Identification of DNA damage response genes as targets for personalized treatment of Glioblastoma through RNA interference screens

Despite surgical resection and genotoxic treatment with ionizing radiation and the DNA alkylating agent temozolomide (TMZ), glioblastoma (GBM) remains one of the most lethal cancers, due in part to the action of DNA repair factors that drive resistance and lead to tumor relapse. Important features of these mechanisms include the inherent redundancy and complexity of the many DNA repair pathways activated as part of the DNA damage response (DDR). One important DDR factor is encoded by the O-6-methylguanine-DNA methyltransferase (MGMT) gene whose epigenetic silencing is a strong predictive marker for favorable outcome in GBM patients treated with TMZ. However, even patients displaying MGMT promoter methylation succumb to tumor relapse, indicating that other DNA repair mechanisms promote resistance to the treatment.
The main aim of this work was to identify essential DDR factors that support GBM cell survival under TMZ treatment in order to provide novel targets and thus, novel insights into drug combinations that could overcome GBM chemoresistance.
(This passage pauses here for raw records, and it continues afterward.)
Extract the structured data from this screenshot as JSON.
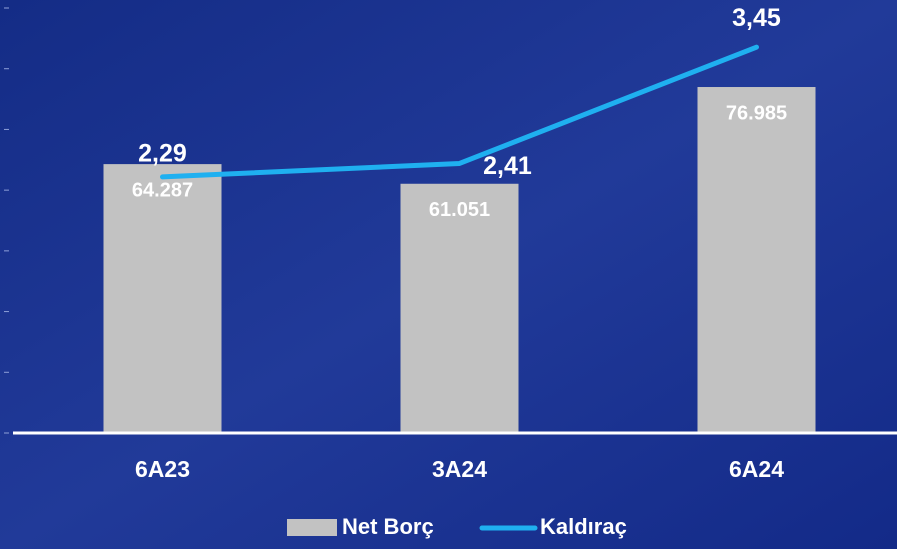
{
  "chart_data": {
    "type": "bar-line",
    "categories": [
      "6A23",
      "3A24",
      "6A24"
    ],
    "series": [
      {
        "name": "Net Borç",
        "type": "bar",
        "color": "#c2c2c2",
        "values": [
          64287,
          61051,
          76985
        ],
        "value_labels": [
          "64.287",
          "61.051",
          "76.985"
        ]
      },
      {
        "name": "Kaldıraç",
        "type": "line",
        "axis": "y2",
        "color": "#1fb0f0",
        "values": [
          2.29,
          2.41,
          3.45
        ],
        "value_labels": [
          "2,29",
          "2,41",
          "3,45"
        ]
      }
    ],
    "ylim": [
      20000,
      90000
    ],
    "yticks": [
      20000,
      30000,
      40000,
      50000,
      60000,
      70000,
      80000,
      90000
    ],
    "y2lim": [
      0,
      3.8
    ]
  }
}
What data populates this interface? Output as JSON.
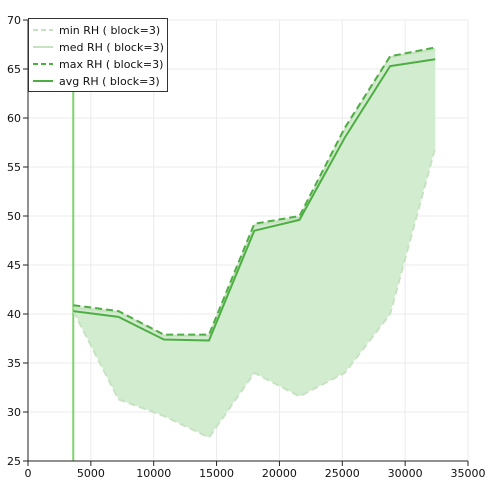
{
  "chart_data": {
    "type": "area",
    "title": "",
    "xlabel": "",
    "ylabel": "",
    "xlim": [
      0,
      35000
    ],
    "ylim": [
      25,
      70
    ],
    "grid": true,
    "legend_position": "top-left",
    "colors": {
      "min": "#c7e2c1",
      "med": "#c7e2c1",
      "max": "#4fae43",
      "avg": "#4fae43",
      "fill": "#d2ecd0",
      "vline": "#7ed36f"
    },
    "vertical_line_x": 3600,
    "x_ticks": [
      {
        "value": 0,
        "label": "0"
      },
      {
        "value": 5000,
        "label": "5000"
      },
      {
        "value": 10000,
        "label": "10000"
      },
      {
        "value": 15000,
        "label": "15000"
      },
      {
        "value": 20000,
        "label": "20000"
      },
      {
        "value": 25000,
        "label": "25000"
      },
      {
        "value": 30000,
        "label": "30000"
      },
      {
        "value": 35000,
        "label": "35000"
      }
    ],
    "y_ticks": [
      {
        "value": 25,
        "label": "25"
      },
      {
        "value": 30,
        "label": "30"
      },
      {
        "value": 35,
        "label": "35"
      },
      {
        "value": 40,
        "label": "40"
      },
      {
        "value": 45,
        "label": "45"
      },
      {
        "value": 50,
        "label": "50"
      },
      {
        "value": 55,
        "label": "55"
      },
      {
        "value": 60,
        "label": "60"
      },
      {
        "value": 65,
        "label": "65"
      },
      {
        "value": 70,
        "label": "70"
      }
    ],
    "x": [
      3600,
      7200,
      10800,
      14400,
      18000,
      21600,
      25200,
      28800,
      32400
    ],
    "series": [
      {
        "key": "min",
        "name": "min RH ( block=3)",
        "style": "dashed",
        "values": [
          40.3,
          31.3,
          29.6,
          27.4,
          34.0,
          31.6,
          34.0,
          40.0,
          57.0
        ]
      },
      {
        "key": "med",
        "name": "med RH ( block=3)",
        "style": "solid",
        "values": [
          40.6,
          40.2,
          37.8,
          37.8,
          49.0,
          49.8,
          58.8,
          66.2,
          67.0
        ]
      },
      {
        "key": "max",
        "name": "max RH ( block=3)",
        "style": "dashed",
        "values": [
          40.9,
          40.3,
          37.9,
          37.9,
          49.2,
          50.0,
          59.0,
          66.3,
          67.2
        ]
      },
      {
        "key": "avg",
        "name": "avg RH ( block=3)",
        "style": "solid",
        "values": [
          40.3,
          39.7,
          37.4,
          37.3,
          48.5,
          49.6,
          58.0,
          65.3,
          66.0
        ]
      }
    ]
  }
}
The strategy to achieve this goal was to use well-characterized GBM cell lines in focused loss of function shRNA screens performed under different conditions. Indeed, screens were designed to uncover DDR genes that are essential for GBM cells i) under normal conditions, ii) under TMZ treatment, iii) and under TMZ treatment in MGMT negative contexts. Pooled shRNAs targeting more than 500 DDR genes were introduced into GBM cells reflecting two clinically-relevant GBM contexts: a MGMT-positive context using MGMT-expressing cells and a negative one, using cell lines in which MGMT was depleted hrough pharmacological inhibition or RNA interference.
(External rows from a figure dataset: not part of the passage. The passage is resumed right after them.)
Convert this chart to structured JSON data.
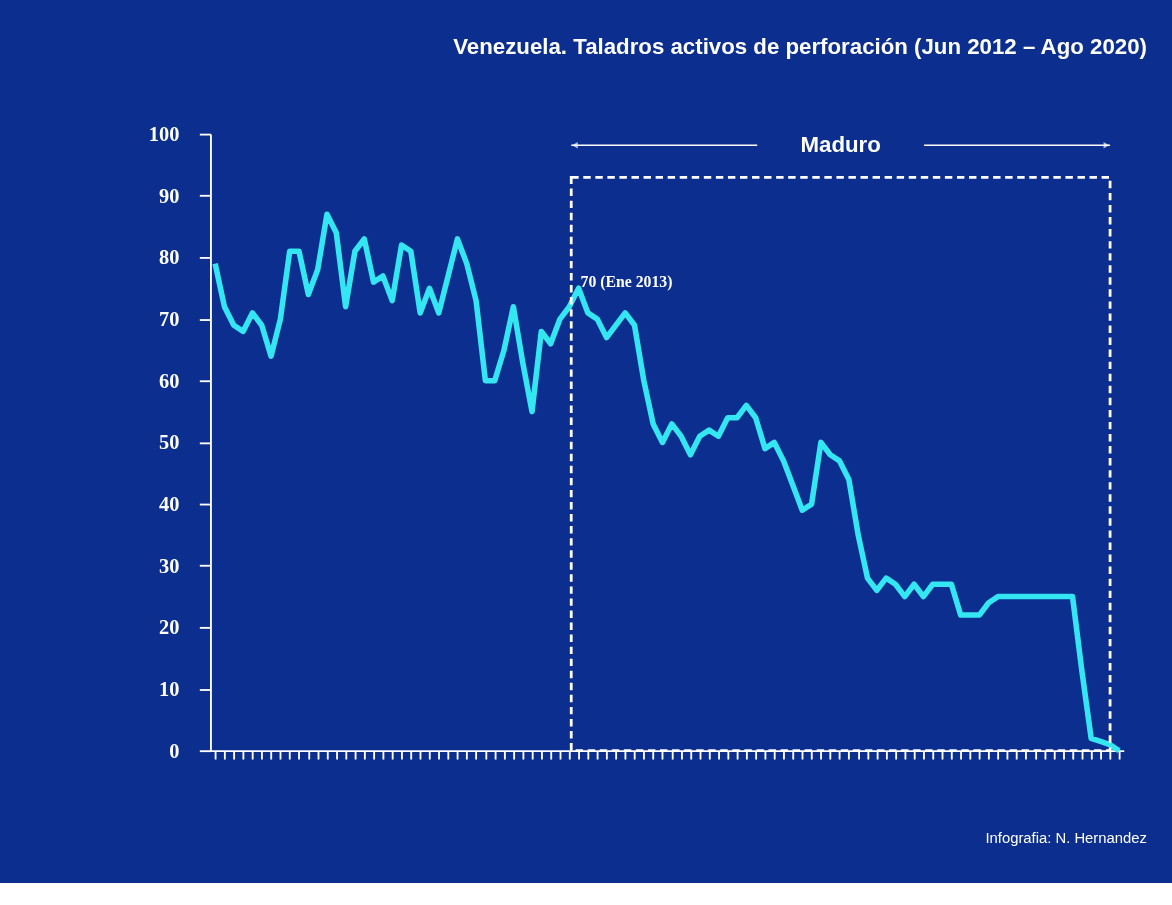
{
  "chart_data": {
    "type": "line",
    "title": "Venezuela. Taladros  activos de perforación (Jun 2012 – Ago 2020)",
    "categories": [
      null,
      null,
      null,
      null,
      null,
      null,
      null,
      null,
      null,
      null,
      null,
      null,
      null,
      null,
      null,
      null,
      null,
      null,
      null,
      null,
      null,
      null,
      null,
      null,
      null,
      null,
      null,
      null,
      null,
      null,
      null,
      null,
      null,
      null,
      null,
      null,
      null,
      null,
      null,
      null,
      null,
      null,
      null,
      null,
      null,
      null,
      null,
      null,
      null,
      null,
      null,
      null,
      null,
      null,
      null,
      null,
      null,
      null,
      null,
      null,
      null,
      null,
      null,
      null,
      null,
      null,
      null,
      null,
      null,
      null,
      null,
      null,
      null,
      null,
      null,
      null,
      null,
      null,
      null,
      null,
      null,
      null,
      null,
      null,
      null,
      null,
      null,
      null,
      null,
      null,
      null,
      null,
      null,
      null,
      null,
      null,
      null,
      null
    ],
    "series": [
      {
        "color": "#33e6f2",
        "values": [
          79,
          72,
          69,
          68,
          71,
          69,
          64,
          70,
          81,
          81,
          74,
          78,
          87,
          84,
          72,
          81,
          83,
          76,
          77,
          73,
          82,
          81,
          71,
          75,
          71,
          77,
          83,
          79,
          73,
          60,
          60,
          65,
          72,
          63,
          55,
          68,
          66,
          70,
          72,
          75,
          71,
          70,
          67,
          69,
          71,
          69,
          60,
          53,
          50,
          53,
          51,
          48,
          51,
          52,
          51,
          54,
          54,
          56,
          54,
          49,
          50,
          47,
          43,
          39,
          40,
          50,
          48,
          47,
          44,
          35,
          28,
          26,
          28,
          27,
          25,
          27,
          25,
          27,
          27,
          27,
          22,
          22,
          22,
          24,
          25,
          25,
          25,
          25,
          25,
          25,
          25,
          25,
          25,
          13,
          2,
          1.5,
          1,
          0
        ]
      }
    ],
    "ylim": [
      0,
      100
    ],
    "yticks": [
      0,
      10,
      20,
      30,
      40,
      50,
      60,
      70,
      80,
      90,
      100
    ],
    "annotations": [
      "Maduro",
      "70 (Ene 2013)",
      "Infografia: N. Hernandez"
    ],
    "grid": false,
    "line_style": "solid",
    "marker": "none"
  }
}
Potential DDR targets that could sensitize GBM cells to TMZ have been identified and some of them validated. Surprisingly, some of these targets are not only involved in pathways that are commonly known to drive TMZ resistance (i.e. Double strand break repair, Direct repair), but also in repair pathways such as transcription-coupled nucleotide excision repair (TC-NER) or the early steps of the Fanconi Anemia pathway (FA). While components of the early FA pathway might be attractive targets especially in MGMT-negative contexts, it may be interesting to target factors involved in the early steps of the TC-NER to sensitize MGMTpositive cells to TMZ. So in addition to its predictive and prognostic value, MGMT might be a relevant stratification marker to treat patients in a personalized way. Supporting this hypothesis, the screen analyses revealed that the curative inhibition of some genes in combination with TMZ treatment might turn to be deleterious depending on MGMT expression level.
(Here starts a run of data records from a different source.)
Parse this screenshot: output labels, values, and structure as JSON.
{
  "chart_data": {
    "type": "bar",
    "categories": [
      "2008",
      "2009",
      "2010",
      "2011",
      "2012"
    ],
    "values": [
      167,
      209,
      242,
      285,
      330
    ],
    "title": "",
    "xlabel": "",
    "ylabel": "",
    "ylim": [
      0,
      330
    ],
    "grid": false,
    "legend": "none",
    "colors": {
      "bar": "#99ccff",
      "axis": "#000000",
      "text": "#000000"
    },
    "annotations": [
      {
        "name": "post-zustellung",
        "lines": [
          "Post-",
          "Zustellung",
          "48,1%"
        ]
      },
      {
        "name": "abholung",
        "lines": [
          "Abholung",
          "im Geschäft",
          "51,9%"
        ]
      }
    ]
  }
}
One of the promising target will be further investigated in vitro as well as in vivo to elucidate the molecular mechanisms by which this gene operates to confer cellular resistance to TMZ. This study opens up new horizons for combinatorial therapies and hopefully, will be used to improve therapeutical approaches, particularly for MGMT-positive GBM patients, who currently do not benefit at all from chemotherapy.